Online dating is a challenge for everyone. But when you have a disability, it’s not just a good pick-up line you need to worry about. Social stigma, discrimination and intrusive questioning are all just part of trying to find the perfect partner.
I’m a 19-year-old wheelchair user and I’m here to let you in on what online dating is like with cerebral palsy.
I’ve had cerebral palsy since I was born, the result of a lack of oxygen during birth. I am unable to walk and I use a wheelchair full time. Cerebral palsy is a condition that develops before, during or after birth due to brain damage that affects movement and coordination. Although the condition isn’t progressive, meaning it won’t worsen over time, having cerebral palsy means that I have to adapt to everyday life due to lack of access and preconceived ideas around disability ― which is why dating can be tricky.
I took the plunge into online dating as I was celebrating my 18th birthday, four drinks down in a pub surrounded by couples and an unhealthy amount of Sambuca. In my hazy state, I decided I should let my friends set me up a profile on Tinder. Not thinking much of it, I endlessly swiped through the abundance of profiles of boys I was convinced would never swipe right on me.
After a while, I was chatting with more people and started to become more confident. No one seemed to mind that I had a disability. That is, until I matched with someone who sent what could be considered the worst opening line in history: “Sorry, I didn’t realize you were in a wheelchair, personally, I wouldn’t date you.”
After this, I started to notice more and more how people were reacting to my profile, and if there’s one top tip I can give you, “Can you have sex?” is not and never will be a flirty, fun or appropriate way to start a conversation. (And you certainly won’t find out.)
Intrusive questions from strangers are something I’m accustomed to. It seems that disability is either seen as a negative or as a fetish to those that “wanna see what it’s like to bed someone who can’t walk.” Yeah, someone really sent me that.
What is it that instantly puts people off? Maybe they think I need a caretaker? Maybe they think I can’t go on nights out? Or is it that they just don’t know about disability and don’t know how to react?
In truth, it’s likely a mix of all three. The amount of times friends have been mistaken for my caretaker is quite frankly insulting, and many people have the misconception that disabled people don’t do ordinary things, like enjoy a Friday night on the town. As for the lack of education being a factor for the reactions of some folks, it’s clear that nobody is educated enough about disability.
I actually lead a rather busy lifestyle; pre-pandemic times I could be found at various concerts at local venues, in the local nightclub on a Saturday or on a lunch date with the girls ― and failing that I’m probably in the pub. In short, I’m fiercely independent and I definitely don’t need a full-time caretaker.
I wish others were more aware of how disabled people can and do lead ordinary lives. Although I can understand why people can feel a little awkward when they’ve had no exposure to disability, if there’s one piece of advice I can give it’s that you should just treat disabled people the same as those who are able-bodied.

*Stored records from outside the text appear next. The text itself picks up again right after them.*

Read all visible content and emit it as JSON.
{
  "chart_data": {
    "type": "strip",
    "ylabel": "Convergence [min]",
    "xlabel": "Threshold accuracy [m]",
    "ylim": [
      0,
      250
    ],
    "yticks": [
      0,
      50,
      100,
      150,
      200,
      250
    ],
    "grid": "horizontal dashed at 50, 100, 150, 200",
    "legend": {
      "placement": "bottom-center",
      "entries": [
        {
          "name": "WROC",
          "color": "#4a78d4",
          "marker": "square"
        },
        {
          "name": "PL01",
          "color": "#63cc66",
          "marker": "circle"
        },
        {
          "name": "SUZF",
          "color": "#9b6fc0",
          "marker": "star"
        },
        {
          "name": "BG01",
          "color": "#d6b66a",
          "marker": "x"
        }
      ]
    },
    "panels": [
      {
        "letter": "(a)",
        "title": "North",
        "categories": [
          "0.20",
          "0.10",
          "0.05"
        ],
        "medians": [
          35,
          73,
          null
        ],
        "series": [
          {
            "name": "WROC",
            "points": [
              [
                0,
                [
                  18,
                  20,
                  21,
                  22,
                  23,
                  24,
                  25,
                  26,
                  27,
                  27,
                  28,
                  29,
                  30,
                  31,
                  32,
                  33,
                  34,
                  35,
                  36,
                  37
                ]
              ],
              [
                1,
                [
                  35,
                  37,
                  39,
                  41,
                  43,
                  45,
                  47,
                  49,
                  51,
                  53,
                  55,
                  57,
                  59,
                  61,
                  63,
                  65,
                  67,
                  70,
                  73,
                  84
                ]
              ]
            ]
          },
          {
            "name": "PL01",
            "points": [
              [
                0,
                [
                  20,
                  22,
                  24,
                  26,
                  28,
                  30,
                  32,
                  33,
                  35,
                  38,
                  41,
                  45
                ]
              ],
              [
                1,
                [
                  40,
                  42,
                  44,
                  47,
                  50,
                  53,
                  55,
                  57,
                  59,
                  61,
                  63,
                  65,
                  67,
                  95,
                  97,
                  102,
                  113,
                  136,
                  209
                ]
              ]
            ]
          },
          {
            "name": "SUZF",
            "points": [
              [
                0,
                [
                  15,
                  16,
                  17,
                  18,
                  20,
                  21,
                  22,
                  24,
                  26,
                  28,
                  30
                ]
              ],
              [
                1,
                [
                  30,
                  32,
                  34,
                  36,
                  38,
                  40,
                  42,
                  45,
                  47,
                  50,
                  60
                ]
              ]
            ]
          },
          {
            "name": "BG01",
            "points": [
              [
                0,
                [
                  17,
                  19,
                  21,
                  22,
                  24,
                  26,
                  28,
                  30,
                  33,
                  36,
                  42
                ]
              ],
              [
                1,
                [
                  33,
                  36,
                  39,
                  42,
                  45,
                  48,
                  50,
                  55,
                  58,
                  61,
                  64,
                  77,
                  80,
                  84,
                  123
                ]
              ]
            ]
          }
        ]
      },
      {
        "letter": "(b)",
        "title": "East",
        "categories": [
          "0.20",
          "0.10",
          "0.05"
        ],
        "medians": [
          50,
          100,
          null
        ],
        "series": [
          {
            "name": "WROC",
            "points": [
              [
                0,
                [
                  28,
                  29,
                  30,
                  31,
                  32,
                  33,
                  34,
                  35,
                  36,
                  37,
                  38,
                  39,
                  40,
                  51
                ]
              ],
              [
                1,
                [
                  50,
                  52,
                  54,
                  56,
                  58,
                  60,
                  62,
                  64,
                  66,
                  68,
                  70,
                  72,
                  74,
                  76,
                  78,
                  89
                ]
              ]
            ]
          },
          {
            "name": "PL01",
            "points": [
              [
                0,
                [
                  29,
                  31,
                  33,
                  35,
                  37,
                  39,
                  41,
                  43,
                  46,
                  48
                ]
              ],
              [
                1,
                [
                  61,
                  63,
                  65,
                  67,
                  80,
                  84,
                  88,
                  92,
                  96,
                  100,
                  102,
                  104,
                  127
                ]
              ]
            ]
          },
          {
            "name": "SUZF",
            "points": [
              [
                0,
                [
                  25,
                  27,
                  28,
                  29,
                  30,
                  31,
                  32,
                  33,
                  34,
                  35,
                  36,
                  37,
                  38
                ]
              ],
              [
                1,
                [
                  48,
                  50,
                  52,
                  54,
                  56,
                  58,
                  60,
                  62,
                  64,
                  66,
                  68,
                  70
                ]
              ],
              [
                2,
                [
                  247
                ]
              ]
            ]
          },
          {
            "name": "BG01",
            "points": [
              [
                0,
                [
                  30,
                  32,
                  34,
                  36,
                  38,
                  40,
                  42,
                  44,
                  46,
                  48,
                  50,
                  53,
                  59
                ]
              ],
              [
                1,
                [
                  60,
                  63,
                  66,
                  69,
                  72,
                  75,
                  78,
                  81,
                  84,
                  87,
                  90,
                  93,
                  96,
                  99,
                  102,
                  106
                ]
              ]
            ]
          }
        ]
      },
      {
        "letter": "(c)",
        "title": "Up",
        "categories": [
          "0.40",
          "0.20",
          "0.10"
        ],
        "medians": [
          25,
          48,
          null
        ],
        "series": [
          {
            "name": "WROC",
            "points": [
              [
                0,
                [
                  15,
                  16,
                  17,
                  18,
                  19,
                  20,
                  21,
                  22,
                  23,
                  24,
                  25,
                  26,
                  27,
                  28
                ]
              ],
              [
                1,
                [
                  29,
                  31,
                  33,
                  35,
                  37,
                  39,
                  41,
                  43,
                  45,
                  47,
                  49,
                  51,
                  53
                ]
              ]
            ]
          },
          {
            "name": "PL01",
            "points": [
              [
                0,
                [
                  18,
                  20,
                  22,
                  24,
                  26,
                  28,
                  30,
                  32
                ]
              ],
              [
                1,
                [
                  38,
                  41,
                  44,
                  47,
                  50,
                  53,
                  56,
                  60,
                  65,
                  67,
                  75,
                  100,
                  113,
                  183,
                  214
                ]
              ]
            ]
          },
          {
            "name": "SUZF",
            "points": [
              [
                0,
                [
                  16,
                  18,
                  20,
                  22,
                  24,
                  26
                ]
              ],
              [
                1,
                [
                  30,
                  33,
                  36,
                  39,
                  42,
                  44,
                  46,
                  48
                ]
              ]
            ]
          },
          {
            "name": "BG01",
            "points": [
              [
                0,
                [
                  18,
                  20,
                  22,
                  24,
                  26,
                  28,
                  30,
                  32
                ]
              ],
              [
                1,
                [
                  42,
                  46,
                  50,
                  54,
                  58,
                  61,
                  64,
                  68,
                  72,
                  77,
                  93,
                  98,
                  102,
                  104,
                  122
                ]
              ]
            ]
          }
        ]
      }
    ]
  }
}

The online experience hasn’t all been disastrously bad. I’ve been on a few dates with people who genuinely don’t mind my cerebral palsy, but finding someone I have a real connection with isn’t something I’ve experienced yet.
After trying several dating apps and receiving endless awkward and embarrassing questions, as well as going on some dates that I’d rather just forget, I’ve decided to stay single and forgo swiping right. While dating apps are accessible and can make dating easier for those with disabilities, for me it’s a minefield of ableism that I’d rather avoid.
If there’s one final piece of knowledge I want to leave you with it’s this: Disabled people don’t want your pity, we want real and genuine connections. And men, take note when I say if you ask a disabled person if they can have sexual intercourse, the answer will always be, “Not with you.”